Did you hear that we cured cancer? Or that Type 2 diabetes has been eradicated? Or that we know what gene causes autism, and can turn it off and on?
All of these things are true.... if you’re a mouse.
Today, almost all of our medicine is developed using mice. We give them human diseases, and then try to understand their illness. And it’s worked. We’ve cured a lot of things in mice.
But for humans, there’s still a long way to go.
So how did mice become the testing ground for human medicine?
“For centuries, people have been breeding fancy mice,” explains Joyce Peterson, director of public information at Jackson Labs, one of the biggest providers of lab mice in the world. “They’d been breeding mice for their coat colors.”

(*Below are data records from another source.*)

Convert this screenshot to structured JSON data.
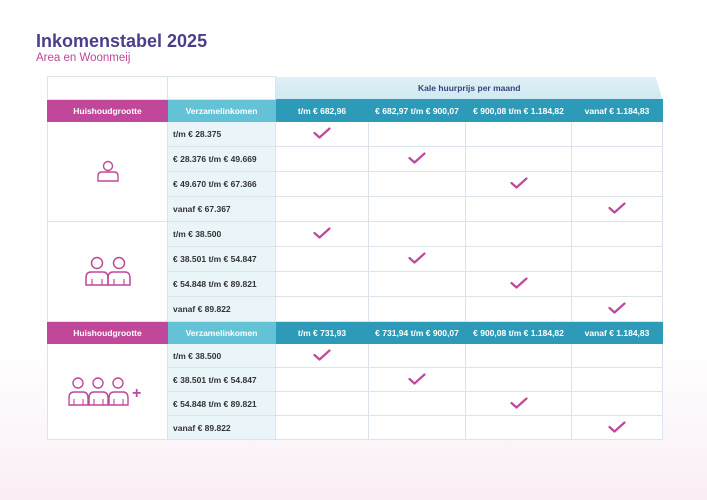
{
  "page": {
    "title": "Inkomenstabel 2025",
    "subtitle": "Area en Woonmeij"
  },
  "colors": {
    "magenta": "#c0479a",
    "teal": "#2d9bb8",
    "light_teal": "#63c2d6",
    "navy": "#4a3f8a"
  },
  "table": {
    "rent_header": "Kale huurprijs per maand",
    "sections": [
      {
        "household_label": "Huishoudgrootte",
        "income_label": "Verzamelinkomen",
        "rent_columns": [
          "t/m € 682,96",
          "€ 682,97 t/m € 900,07",
          "€ 900,08 t/m € 1.184,82",
          "vanaf € 1.184,83"
        ],
        "groups": [
          {
            "icon": "one-person-icon",
            "rows": [
              {
                "income": "t/m € 28.375",
                "checked_col": 0
              },
              {
                "income": "€ 28.376 t/m € 49.669",
                "checked_col": 1
              },
              {
                "income": "€ 49.670 t/m € 67.366",
                "checked_col": 2
              },
              {
                "income": "vanaf € 67.367",
                "checked_col": 3
              }
            ]
          },
          {
            "icon": "two-persons-icon",
            "rows": [
              {
                "income": "t/m € 38.500",
                "checked_col": 0
              },
              {
                "income": "€ 38.501 t/m € 54.847",
                "checked_col": 1
              },
              {
                "income": "€ 54.848 t/m € 89.821",
                "checked_col": 2
              },
              {
                "income": "vanaf € 89.822",
                "checked_col": 3
              }
            ]
          }
        ]
      },
      {
        "household_label": "Huishoudgrootte",
        "income_label": "Verzamelinkomen",
        "rent_columns": [
          "t/m € 731,93",
          "€ 731,94 t/m € 900,07",
          "€ 900,08 t/m € 1.184,82",
          "vanaf € 1.184,83"
        ],
        "groups": [
          {
            "icon": "three-persons-plus-icon",
            "plus": "+",
            "rows": [
              {
                "income": "t/m € 38.500",
                "checked_col": 0
              },
              {
                "income": "€ 38.501 t/m € 54.847",
                "checked_col": 1
              },
              {
                "income": "€ 54.848 t/m € 89.821",
                "checked_col": 2
              },
              {
                "income": "vanaf € 89.822",
                "checked_col": 3
              }
            ]
          }
        ]
      }
    ]
  }
}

Furriers bred mice to make elaborate clothes - and, in the process, created special strains of inbred mice. Biologists, who needed genetically similar animals to run experiments, realized they could use the “fancy” mice.

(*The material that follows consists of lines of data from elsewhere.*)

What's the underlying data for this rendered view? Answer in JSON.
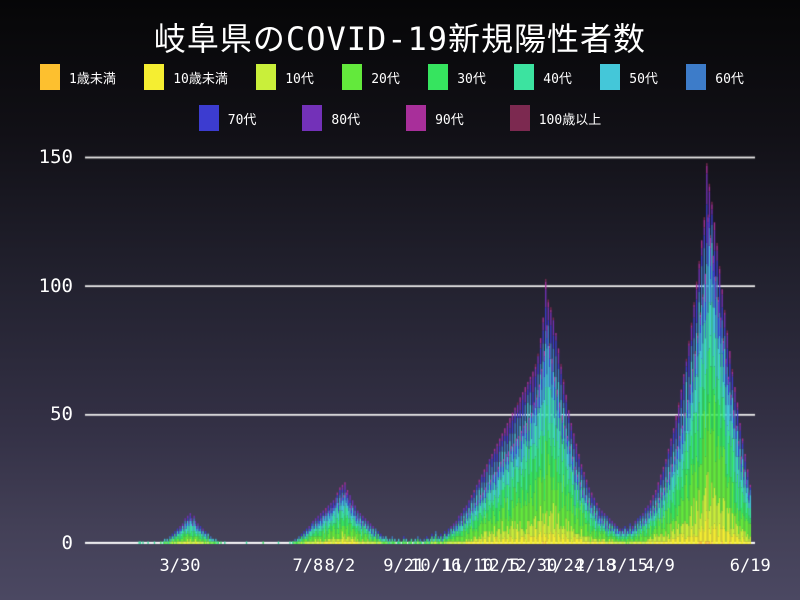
{
  "title": "岐阜県のCOVID-19新規陽性者数",
  "colors": {
    "background_top": "#060607",
    "background_bottom": "#4b4862",
    "grid": "#ededed",
    "axis_line": "#ffffff",
    "text": "#ffffff"
  },
  "chart_data": {
    "type": "bar",
    "stacked": true,
    "title": "岐阜県のCOVID-19新規陽性者数",
    "xlabel": "",
    "ylabel": "",
    "ylim": [
      0,
      150
    ],
    "y_ticks": [
      0,
      50,
      100,
      150
    ],
    "grid": "horizontal",
    "legend_position": "top",
    "x_ticks": [
      {
        "label": "3/30",
        "day": 74
      },
      {
        "label": "7/8",
        "day": 174
      },
      {
        "label": "8/2",
        "day": 199
      },
      {
        "label": "9/21",
        "day": 249
      },
      {
        "label": "10/16",
        "day": 274
      },
      {
        "label": "11/10",
        "day": 299
      },
      {
        "label": "12/5",
        "day": 324
      },
      {
        "label": "12/30",
        "day": 349
      },
      {
        "label": "1/24",
        "day": 374
      },
      {
        "label": "2/18",
        "day": 399
      },
      {
        "label": "3/15",
        "day": 424
      },
      {
        "label": "4/9",
        "day": 449
      },
      {
        "label": "6/19",
        "day": 520
      }
    ],
    "x_domain_days": 524,
    "series": [
      {
        "name": "1歳未満",
        "color": "#fdc02f",
        "share": 0.004
      },
      {
        "name": "10歳未満",
        "color": "#f5ee31",
        "share": 0.045
      },
      {
        "name": "10代",
        "color": "#c9ef3a",
        "share": 0.09
      },
      {
        "name": "20代",
        "color": "#63e93c",
        "share": 0.2
      },
      {
        "name": "30代",
        "color": "#36e45f",
        "share": 0.16
      },
      {
        "name": "40代",
        "color": "#3ce3a0",
        "share": 0.15
      },
      {
        "name": "50代",
        "color": "#44c7d9",
        "share": 0.13
      },
      {
        "name": "60代",
        "color": "#3d7cc9",
        "share": 0.08
      },
      {
        "name": "70代",
        "color": "#3c3cd0",
        "share": 0.06
      },
      {
        "name": "80代",
        "color": "#7331b8",
        "share": 0.045
      },
      {
        "name": "90代",
        "color": "#a82f9a",
        "share": 0.02
      },
      {
        "name": "100歳以上",
        "color": "#7c2950",
        "share": 0.006
      }
    ],
    "daily_totals": [
      0,
      0,
      0,
      0,
      0,
      0,
      0,
      0,
      0,
      0,
      0,
      0,
      0,
      0,
      0,
      0,
      0,
      0,
      0,
      0,
      0,
      0,
      0,
      0,
      0,
      0,
      0,
      0,
      0,
      0,
      0,
      0,
      0,
      0,
      0,
      0,
      0,
      0,
      0,
      0,
      0,
      0,
      1,
      1,
      0,
      1,
      0,
      0,
      0,
      1,
      0,
      0,
      0,
      0,
      1,
      0,
      0,
      0,
      0,
      1,
      0,
      1,
      2,
      1,
      2,
      1,
      3,
      2,
      4,
      3,
      5,
      4,
      6,
      5,
      7,
      6,
      8,
      7,
      10,
      8,
      11,
      9,
      12,
      10,
      8,
      11,
      9,
      7,
      8,
      6,
      7,
      5,
      6,
      4,
      5,
      3,
      4,
      2,
      3,
      2,
      2,
      1,
      2,
      1,
      1,
      0,
      1,
      0,
      0,
      1,
      0,
      0,
      0,
      0,
      0,
      0,
      0,
      0,
      0,
      0,
      0,
      0,
      0,
      0,
      0,
      0,
      1,
      0,
      0,
      0,
      0,
      0,
      0,
      0,
      0,
      0,
      0,
      0,
      0,
      1,
      0,
      0,
      0,
      0,
      0,
      0,
      0,
      0,
      0,
      0,
      0,
      1,
      0,
      0,
      0,
      0,
      0,
      0,
      0,
      0,
      1,
      0,
      1,
      1,
      2,
      1,
      2,
      3,
      2,
      4,
      3,
      5,
      4,
      6,
      5,
      7,
      6,
      8,
      9,
      7,
      10,
      8,
      11,
      9,
      12,
      10,
      13,
      11,
      14,
      12,
      15,
      13,
      16,
      14,
      17,
      15,
      18,
      20,
      16,
      22,
      18,
      23,
      19,
      24,
      20,
      21,
      17,
      19,
      15,
      17,
      13,
      15,
      11,
      13,
      10,
      12,
      9,
      11,
      8,
      10,
      7,
      9,
      6,
      8,
      5,
      7,
      4,
      6,
      3,
      5,
      3,
      4,
      2,
      3,
      2,
      3,
      2,
      1,
      2,
      1,
      3,
      1,
      2,
      0,
      1,
      2,
      1,
      0,
      1,
      3,
      1,
      2,
      0,
      1,
      1,
      2,
      0,
      1,
      2,
      1,
      3,
      1,
      2,
      1,
      0,
      2,
      1,
      3,
      2,
      1,
      2,
      4,
      2,
      3,
      5,
      2,
      3,
      2,
      4,
      2,
      3,
      5,
      3,
      4,
      6,
      4,
      7,
      5,
      8,
      6,
      9,
      7,
      11,
      8,
      12,
      9,
      14,
      10,
      15,
      12,
      17,
      13,
      19,
      14,
      21,
      16,
      23,
      17,
      25,
      19,
      27,
      20,
      29,
      22,
      31,
      24,
      33,
      25,
      35,
      27,
      37,
      28,
      39,
      30,
      41,
      32,
      43,
      33,
      45,
      35,
      47,
      36,
      49,
      38,
      51,
      39,
      53,
      41,
      55,
      42,
      57,
      44,
      59,
      46,
      61,
      47,
      63,
      49,
      65,
      51,
      67,
      55,
      70,
      58,
      74,
      62,
      80,
      68,
      88,
      75,
      103,
      85,
      95,
      78,
      92,
      72,
      88,
      65,
      82,
      60,
      76,
      55,
      70,
      50,
      64,
      46,
      58,
      42,
      52,
      38,
      47,
      34,
      43,
      30,
      39,
      27,
      35,
      24,
      31,
      21,
      28,
      19,
      25,
      17,
      22,
      15,
      20,
      13,
      18,
      12,
      16,
      11,
      14,
      10,
      13,
      9,
      12,
      8,
      11,
      7,
      10,
      6,
      9,
      6,
      8,
      5,
      7,
      5,
      6,
      4,
      6,
      5,
      7,
      4,
      6,
      5,
      8,
      5,
      7,
      6,
      9,
      6,
      10,
      7,
      11,
      8,
      12,
      9,
      14,
      10,
      15,
      12,
      17,
      13,
      19,
      14,
      21,
      16,
      24,
      18,
      27,
      20,
      30,
      22,
      33,
      25,
      37,
      28,
      41,
      31,
      45,
      34,
      50,
      38,
      55,
      42,
      60,
      46,
      66,
      51,
      72,
      56,
      79,
      62,
      86,
      68,
      94,
      75,
      102,
      82,
      110,
      90,
      118,
      97,
      127,
      105,
      148,
      128,
      140,
      120,
      133,
      112,
      125,
      104,
      117,
      96,
      108,
      88,
      99,
      80,
      91,
      72,
      83,
      65,
      75,
      58,
      68,
      52,
      61,
      46,
      55,
      40,
      47,
      34,
      41,
      29,
      35,
      25,
      29,
      20,
      23
    ]
  }
}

Over the years, scientists have learned a lot about how mouse genes work. And in the 1980s, they started doing something really crazy -- tinkering with mouse DNA.
By turning mouse genes on and off, scientists can learn more about what genes do. They can even understand where our diseases might come from.
Jackson Labs now creates all sorts of special mice. “This is the B-6 Obie-Obie,” explains Christen Cough, the mouse trainer at Jackson Labs. She’s cradling an obese mouse in the palm of her hand. It’s at least twice as big as the other animals. “These mice don’t make a hormone called leptin. So they never feel full.”
Obie is one of Cough’s go-to show animals. That’s because leptin was discovered with the help of Jackson Labs mice back in the 90s. Now, it’s one of the genes that help us understand why some people are obese.
Cough’s mice are the product of over a hundred years of research. They’re living organisms made to be manipulated.
But how often does medicine that works on mice, work on humans?
“Many drugs that look promising in mice don’t work in humans,” according to Dr. David Sinclair, who studies aging at Harvard Medical School. “Most drugs that look good in the labs don’t work in humans. Drug companies have lost billions of dollars.”
The translation rates between mice and humans aren’t so great. Cancer drugs that work in mice have about an8% success rate in humans. One of the only successful tuberculosis drugs has no effect in mice.
Sinclair also thinks that, even if mice were a perfect model for people, there are problems with the way we use them.
Lab mice are healthy adolescents in the prime of their rodent lives. That’s not usually the kind of people who end up in the hospital. Plus, because we’ve gotten so good at making mice, they’re genetically identical. It’s as if we’re experimenting on clones.
All this similarity is great if you’re designing an experiment, but not so great if you’re trying to create medicine used on humans, who happen to be pretty diverse.
But Sinclair is quick to insist that even if mice have their failures, they’re the best we’ve got. “We focus on other organisms as well as mice, like yeast and worms. But mice are the best organism for us to use.”
And whatever your animal rights qualms might be, testing on mice is better than doing experiments directly on humans.
But Don Ingber, a biologist at Harvard’s Wyss Institute for Biologically Inspired Engineering, thinks there’s a third option. He’s working on something called an organ-on-a-chip. It’s small, about the size of a gummy bear. Tiny hollow channels lined with cells from different organs like our lungs or our gut wind through the center of the chip.
“We can expose them to breathing motions,” says Ingber. “We have a lung-on-a-chip and we can introduce cigarette smoke into the airspace... We can model asthma or COPD, different pulmonary diseases.”
Ingber eventually plans to create custom organs, linked together and lined with personalized cells.
But Ingber is also first to admit that animal models still have their place. For now, he thinks that mouse models, and places like Jackson Labs, are doing exactly what they should be doing.
“What they’re doing is trying to improve a model that has limitations to get it better and better,” says Ingber. “[We’re] saying ‘we need an entirely new way to do this.”